Everything at Palolem was an amped up version of our almost deserted beach. This larger neighbour had more shops, restaurants, and way more people.
Wandering along the sand we stopped off at a Tapas bar to give our stomachs a break from spice for one meal. Though the beach itself was pretty quiet, most of restaurants were full of people cooling off which made me feel less like a wimp for my lack of tolerance to the temperature.
As the sun began to go down more and more people appeared, playing cricket, football or fearlessly diving into the giant waves. Feeling like we had had quite enough exercise for the day we strolled along the sand letting the warm water lap at our toes as the sun set.
Sweaty and salty we opted to hop in a auto-rickshaw back to La La Land rather than walking, of course the driver tried to charge us double for the journey but not being aware that I am a savvy traveller (and always ask a local how much things should cost) I haggled down to 100 rupees. The £1 journey was worth every penny and we arrived back to our hut in no time at all. Still feeling a little tired we once again dined along in the peace of Palolem beach.
I absolutely loved our first day in Goa, it was exactly the vibe I hoped for but could not wait to see what else the area had to offer. I soon learned that visiting at the end of the season meant almost everything was wrapping up and there was very little for us to do.
The lack of activities set me into a panic – doing nothing is the opposite to my usual pace of life and I went into a spin worrying that we were wasting our time sitting around with no plans and, more importantly, no wifi. The only solution I could think of was packing my bag and looking for somewhere else to go. Pablo, always being the calm one, told me not to be rash and to sleep on it, stroppily I slammed the Lonely Planet down and crawled under the mosquito net into bed.
The next day we went for breakfast and decided to stay.
Much of my life is controlled to keep the balance between depression and anxiety, so trusting myself to let go enough to relax was a difficult experience, but once I embraced my surroundings I felt clearer than I had in a long time. People often talk about finding themselves in Goa and, though I would not go that far, it was the perfect place to reboot.

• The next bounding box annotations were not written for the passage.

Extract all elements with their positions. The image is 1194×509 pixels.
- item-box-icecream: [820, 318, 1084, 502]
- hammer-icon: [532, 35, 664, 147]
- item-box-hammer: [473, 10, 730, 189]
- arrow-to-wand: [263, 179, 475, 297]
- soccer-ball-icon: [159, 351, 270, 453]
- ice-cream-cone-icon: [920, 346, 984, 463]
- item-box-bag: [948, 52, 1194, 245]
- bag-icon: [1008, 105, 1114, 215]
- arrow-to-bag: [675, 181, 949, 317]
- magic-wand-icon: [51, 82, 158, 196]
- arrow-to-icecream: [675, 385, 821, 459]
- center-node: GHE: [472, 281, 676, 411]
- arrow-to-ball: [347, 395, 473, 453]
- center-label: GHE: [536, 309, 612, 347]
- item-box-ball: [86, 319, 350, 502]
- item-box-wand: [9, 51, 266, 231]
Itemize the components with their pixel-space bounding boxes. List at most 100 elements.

After a few days I relaxed into the pace of life, each day melted into the next, following a similar pattern. We spent our time, reading, writing and talking with jewellery sellers along at Cafe Nirvanna whilst hiding from the sun during the day.
In the evening we switched up the routine slightly by picking a different beach restaurant to dine at each night. By the end of the week we concurred that Nirvanna was the best place to relax during the day, Cuba served up the most delicious biryani and Dropadi was the place to go for a more upmarket meal.

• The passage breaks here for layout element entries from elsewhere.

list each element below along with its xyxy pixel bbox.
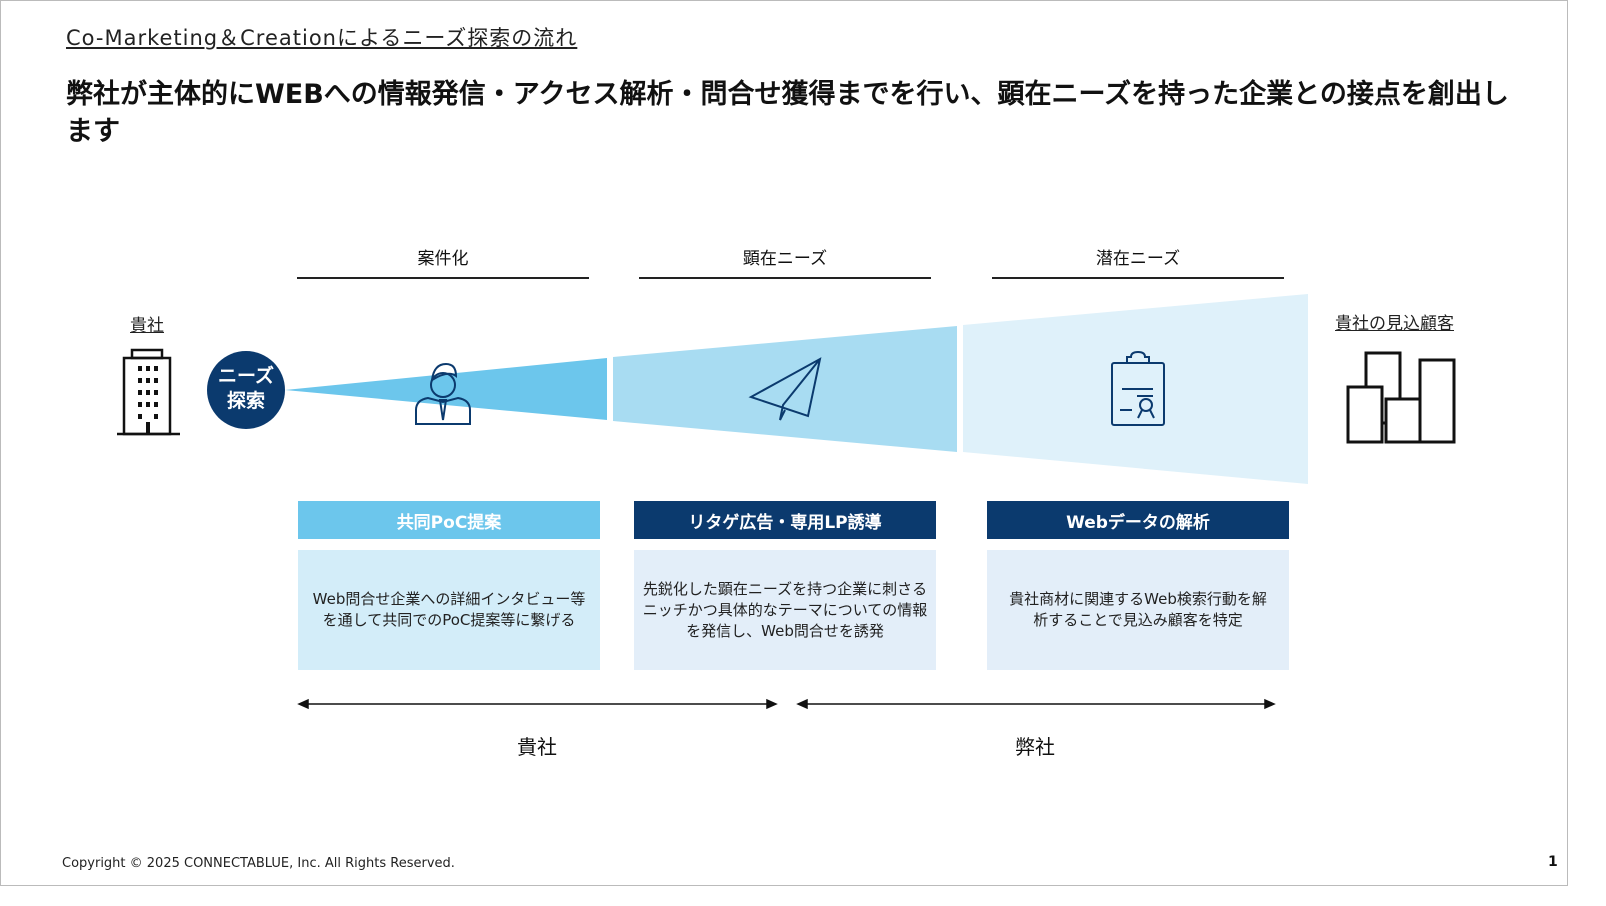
phase-label: 顕在ニーズ xyxy=(639,244,931,279)
client-label: 貴社 xyxy=(130,316,164,336)
businessman-icon xyxy=(415,362,471,425)
prospect-label: 貴社の見込顧客 xyxy=(1335,314,1454,334)
funnel-segment-1 xyxy=(285,358,607,420)
slide-frame xyxy=(0,0,1568,886)
step-description: 先鋭化した顕在ニーズを持つ企業に刺さるニッチかつ具体的なテーマについての情報を発… xyxy=(634,550,936,670)
owner-client: 貴社 xyxy=(517,735,557,759)
office-building-icon xyxy=(117,348,180,436)
circle-line-1: ニーズ xyxy=(217,365,275,387)
city-buildings-icon xyxy=(1346,351,1456,444)
slide-subtitle: Co-Marketing＆Creationによるニーズ探索の流れ xyxy=(66,26,578,50)
owner-us: 弊社 xyxy=(1015,735,1055,759)
phase-label: 潜在ニーズ xyxy=(992,244,1284,279)
step-description: Web問合せ企業への詳細インタビュー等を通して共同でのPoC提案等に繋げる xyxy=(298,550,600,670)
slide-title: 弊社が主体的にWEBへの情報発信・アクセス解析・問合せ獲得までを行い、顕在ニーズ… xyxy=(66,79,1509,147)
copyright: Copyright © 2025 CONNECTABLUE, Inc. All … xyxy=(62,856,455,871)
step-description: 貴社商材に関連するWeb検索行動を解析することで見込み顧客を特定 xyxy=(987,550,1289,670)
paper-plane-icon xyxy=(748,357,822,421)
certificate-clipboard-icon xyxy=(1111,350,1165,426)
funnel-segment-2 xyxy=(613,326,957,452)
phase-label: 案件化 xyxy=(297,244,589,279)
page-number: 1 xyxy=(1548,854,1558,870)
step-header: リタゲ広告・専用LP誘導 xyxy=(634,501,936,539)
circle-line-2: 探索 xyxy=(226,390,265,412)
arrows xyxy=(297,698,1276,710)
needs-circle xyxy=(207,351,285,429)
needs-exploration-label: ニーズ 探索 xyxy=(207,364,285,414)
building-windows xyxy=(138,366,158,434)
step-header: 共同PoC提案 xyxy=(298,501,600,539)
step-header: Webデータの解析 xyxy=(987,501,1289,539)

The most eventful things that happened in our week stay were: two dogs having a 4 hour wrestling match on our porch and Pablo and I having a passionate discussion about what we want from life.
We could have joined in with the party scene (which due to a 10pm curfew on noise is made up of giant headphone discos) but instead we embraced the tranquility and kept our evenings low key.
I always thought a beach holiday was my idea of hell, however, taking time out to do nothing meant that I was given the opportunity to see things differently. I disconnected from my phone and was able to fully appreciate the simplistic beauty of my surroundings.
Despite visiting at completely the wrong time of year, and being much less active than my original plan, our trip to Goa was an unexpected success and is somewhere I would love to go back to for a prolonged period of time.
Have you guys been anywhere that you unexpectedly fell in love with?